Using nested tags as dataview-field

Hi,

I found some use cases for assigning strings to tags, for example for building a health diary with dataview from my daily notes.
While writing my daily notes I would e.g. write #on/health/spine:: went to doctor today, he told me xyz.

Using $= dv.span( dv.current() ) in that daily note, showed me, that the note has the tag #on/health/spine and the dataview-fields

  • on/health/spine and
  • onhealthspine (I learned, that this is the normalised dataview field version of the the field on/health/spine

Creating

```dataview
Table onhealthspine
From #on/health/spine
```

shows me all my entries in my daily note about spine problems/comments.

Here are two problems with that approach:

  1. the slashes in the nested tags don’t work in the dataview-query, so I have to use the normalised dataview-field in the DQL
  2. updating my tags with the tag wrangler plugin, doesn’t update the a) tags in dataview-queries in general and b) especially not the normalised dataview-fields…

So my request is:

  • Would it be possible to use nested tags in dataview-queries?
  • Would it be possible to combine the tag-wrangler plugin with dataview, so that updates in the tag-names, automatically updates the dataview-queries?

I don’t use dataview, but this strikes me as an unusual thing that is unlikely to be supported. I don’t know what the benefit of this technique is, but hopefully there’s another way.

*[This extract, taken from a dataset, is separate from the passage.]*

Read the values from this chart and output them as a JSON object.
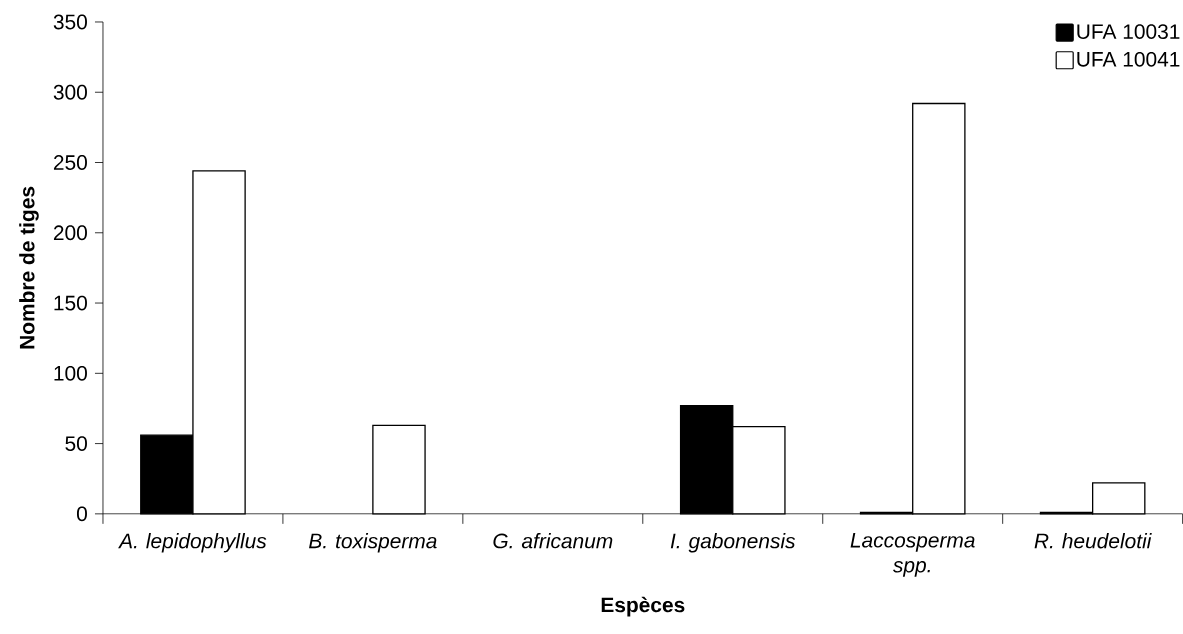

  1. You can use just tags, scoping them to a list view item to associate just the text you want.
- went to the doctor today, he told me xyz. #on/health/spine
  1. You can also do the same thing with inline datafields, with various ways:
- went to the doctor today, he told me xyz. [topic:: health] [topic:: spine]
- went to the doctor today, he told me xyz. [topic:: health-spine]
- went to the doctor today, he told me xyz. [topic:: health] [subtopic:: spine]
  1. Or a mix of tags and inline metadata (where “mix” means individual separate tags and data items, not chimeric constructs of the two :wink: :laughing: ) :
- went to the doctor today, he told me xyz. #on/health  [topic:: spine] [doctor:: who] 

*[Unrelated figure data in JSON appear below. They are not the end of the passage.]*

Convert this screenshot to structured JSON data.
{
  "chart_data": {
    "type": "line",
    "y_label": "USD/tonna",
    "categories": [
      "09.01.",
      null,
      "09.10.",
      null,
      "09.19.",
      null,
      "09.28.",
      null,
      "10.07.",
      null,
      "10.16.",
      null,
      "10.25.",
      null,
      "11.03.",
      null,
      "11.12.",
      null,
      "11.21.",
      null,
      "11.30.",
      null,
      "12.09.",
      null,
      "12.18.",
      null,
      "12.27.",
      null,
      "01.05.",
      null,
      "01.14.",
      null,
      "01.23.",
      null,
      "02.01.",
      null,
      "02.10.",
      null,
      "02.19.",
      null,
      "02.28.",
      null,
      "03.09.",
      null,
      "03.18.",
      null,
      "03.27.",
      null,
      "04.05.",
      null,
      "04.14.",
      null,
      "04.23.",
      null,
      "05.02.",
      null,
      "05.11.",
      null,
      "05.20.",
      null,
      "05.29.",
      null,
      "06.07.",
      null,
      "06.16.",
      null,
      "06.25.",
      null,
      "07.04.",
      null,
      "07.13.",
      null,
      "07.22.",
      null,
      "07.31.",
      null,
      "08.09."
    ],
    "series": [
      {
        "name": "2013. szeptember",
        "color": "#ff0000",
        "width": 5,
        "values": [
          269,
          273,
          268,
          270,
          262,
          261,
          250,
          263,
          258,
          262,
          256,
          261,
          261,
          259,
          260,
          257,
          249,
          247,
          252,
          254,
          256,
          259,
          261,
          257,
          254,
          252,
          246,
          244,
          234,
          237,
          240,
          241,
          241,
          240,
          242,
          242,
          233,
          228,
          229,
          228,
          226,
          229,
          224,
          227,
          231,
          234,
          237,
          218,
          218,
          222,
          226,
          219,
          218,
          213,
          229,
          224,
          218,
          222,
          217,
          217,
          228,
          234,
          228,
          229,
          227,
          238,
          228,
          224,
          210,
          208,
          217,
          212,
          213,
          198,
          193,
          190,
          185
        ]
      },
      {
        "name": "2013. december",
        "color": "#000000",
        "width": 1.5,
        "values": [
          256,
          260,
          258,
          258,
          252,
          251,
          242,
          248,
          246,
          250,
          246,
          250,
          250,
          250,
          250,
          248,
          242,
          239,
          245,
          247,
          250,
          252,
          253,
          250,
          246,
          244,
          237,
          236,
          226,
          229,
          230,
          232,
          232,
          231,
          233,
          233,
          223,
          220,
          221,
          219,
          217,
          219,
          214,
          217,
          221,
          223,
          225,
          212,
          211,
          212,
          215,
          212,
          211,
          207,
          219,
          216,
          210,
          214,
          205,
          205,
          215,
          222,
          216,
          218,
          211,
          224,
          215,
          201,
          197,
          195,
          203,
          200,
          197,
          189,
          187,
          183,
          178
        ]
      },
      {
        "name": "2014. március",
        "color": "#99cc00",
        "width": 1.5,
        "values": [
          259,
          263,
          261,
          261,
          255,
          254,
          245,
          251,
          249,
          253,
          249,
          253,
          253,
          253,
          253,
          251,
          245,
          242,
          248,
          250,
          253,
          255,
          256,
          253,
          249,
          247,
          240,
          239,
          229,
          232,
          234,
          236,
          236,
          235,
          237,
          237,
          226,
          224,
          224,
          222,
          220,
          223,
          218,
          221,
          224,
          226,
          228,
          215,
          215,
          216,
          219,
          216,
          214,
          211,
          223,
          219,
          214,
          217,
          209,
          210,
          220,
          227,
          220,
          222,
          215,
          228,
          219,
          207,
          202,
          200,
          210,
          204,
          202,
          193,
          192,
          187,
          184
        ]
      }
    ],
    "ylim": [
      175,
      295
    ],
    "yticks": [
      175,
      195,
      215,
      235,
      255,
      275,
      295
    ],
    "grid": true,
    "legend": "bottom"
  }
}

Of these, I think I might go with - went to the doctor today, he told me xyz. [topic:: health] [topic:: spine] as being the simplest and maybe most useful. I know, it doesn’t capture the hierarchy that you want. But it opens up the possibility for nicely co-querying your concept notes for “spine” topics, etc.

2 Likes

You can also use row["on/health/spine"] (or row["#on/health/spline"] see caveat towards the end) , if you prefer the version with slashes. So you don’t have to use the normalised version.

This is a lot harder, as in general most plugins don’t touch what’s inside other code blocks.

It can in some cases be countered by using intermediate fields to keep the tags outside of the query, and then use that field inside your query. This can become messy, though.

So something like the following would work:

[#on/health/spline:: My value]

searchTag:: #on/health/spline 

```dataview
LIST row[this.searchTag]
WHERE econtains(file.etags, this.searchTag)
```

Whether this is recommended, or usable is another issue. But it does allow for the tags to be changed by Tag Wrangler, and at the same time excludes the use of the tags inside the query. Similar trickery can be used to define links outside of the query, thusly allowing them to be renamed by Obsidian.

One caveat that follows with this trick is you can’t do FROM this.searchTag, you do need to rewrite that into WHERE econtains(file.etags, this.searchTag) or variants like that. (Occasionally you might have a little race condition on updating the searchTag vs the cached queries, but these can be solved by reopening the file)

Another caveat is that defining fields like this is sensitive to the syntax as well. Consider the following example:

#a/nested/tag:: nested value
[#another/nested/tag:: another value]

If looking at the fields defined, we get this output:

image

So if unbracketed, it’s just the non-hashtagged tag which is used, and if bracketed, it’s the full tag which is used… The normalised version stays the same.